As an economic matter, Facebook’s CEO Mark Zuckerburg recently said the government “blew it” when it sought to reassure a public nervous about the NSA revelations by saying, “‘Oh don’t worry, basically we’re not spying on any Americans.’ Oh, wonderful, that’s really helpful to companies who are trying to serve people around the world and really going to inspire confidence in American Internet companies.”

Based on the description we have, the only change the new bill would make is that it would prohibit the NSA from listening in on foreigners who talk about matters of foreign intelligence interest, like Petrobras, but still authorize collection to and from those who work at the company. This does not go far enough to reassure other nations that their average citizen – someone disconnected from official government policy, terrorism or other dangers to the U.S.’s national security interests — will not be lawfully targeted by the NSA.

Senators Wyden and Udall have said that section 702 has produced valuable actionable intelligence. What those successes have been is not public. But lawmakers need to study those gains with an eye to preserving the possibility of such success in the future, while ensuring that regular people who work at banks, global companies, cybersecurity firms or other businesses are not subject to NSA targeting. Thus, the Wyden/Udall bill could also limit section 702 surveillance to exclude foreign intelligence information merely about the conduct of U.S. foreign affairs, while allowing such surveillance for all the other enumerated foreign intelligence purposes. This would be an easy idea to implement in the statute. Where the law currently authorizes targeting “to acquire foreign intelligence information”, it could be amended to read, “to acquire foreign intelligence information as defined in 50 U.S.C. §§ 1801(e)(1) and (e)(2)(A).” This reform would mean “the conduct of the foreign affairs of the United States” could not be the basis for targeting under the FAA, leaving regular people outside of the warrantless surveillance regime.

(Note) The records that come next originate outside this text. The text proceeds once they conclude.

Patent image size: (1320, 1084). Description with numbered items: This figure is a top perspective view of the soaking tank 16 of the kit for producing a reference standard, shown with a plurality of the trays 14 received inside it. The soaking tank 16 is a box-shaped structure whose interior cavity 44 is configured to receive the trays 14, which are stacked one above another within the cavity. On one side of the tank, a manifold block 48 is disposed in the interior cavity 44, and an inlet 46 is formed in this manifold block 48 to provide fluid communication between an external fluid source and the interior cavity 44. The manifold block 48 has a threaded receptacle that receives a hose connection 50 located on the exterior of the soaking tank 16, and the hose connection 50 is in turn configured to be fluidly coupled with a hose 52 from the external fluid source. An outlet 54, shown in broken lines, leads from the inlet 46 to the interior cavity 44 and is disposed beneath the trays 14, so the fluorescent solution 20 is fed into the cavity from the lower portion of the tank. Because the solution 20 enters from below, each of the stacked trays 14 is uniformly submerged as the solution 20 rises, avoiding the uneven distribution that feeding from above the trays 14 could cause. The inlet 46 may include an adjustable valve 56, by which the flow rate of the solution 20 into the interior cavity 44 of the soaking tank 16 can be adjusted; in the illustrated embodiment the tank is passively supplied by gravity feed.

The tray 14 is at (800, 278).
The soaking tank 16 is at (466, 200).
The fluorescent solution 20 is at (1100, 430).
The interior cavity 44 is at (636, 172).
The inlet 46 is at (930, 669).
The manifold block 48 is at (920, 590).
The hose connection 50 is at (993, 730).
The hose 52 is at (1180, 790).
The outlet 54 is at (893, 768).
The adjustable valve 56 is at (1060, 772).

This could send a powerful message to people around the world, Americans and otherwise, that the United States can respect individual privacy while still protecting itself against external threats. This reassurance could go a long way towards mollifying the concerns of current and future customers of global communications platforms based in the U.S. with regard to whether they can and should continue to do business with the Facebooks of the world, while denying authoritarian regimes the argument that the NSA can surveil innocent people, and so their government officials must be able to do the same.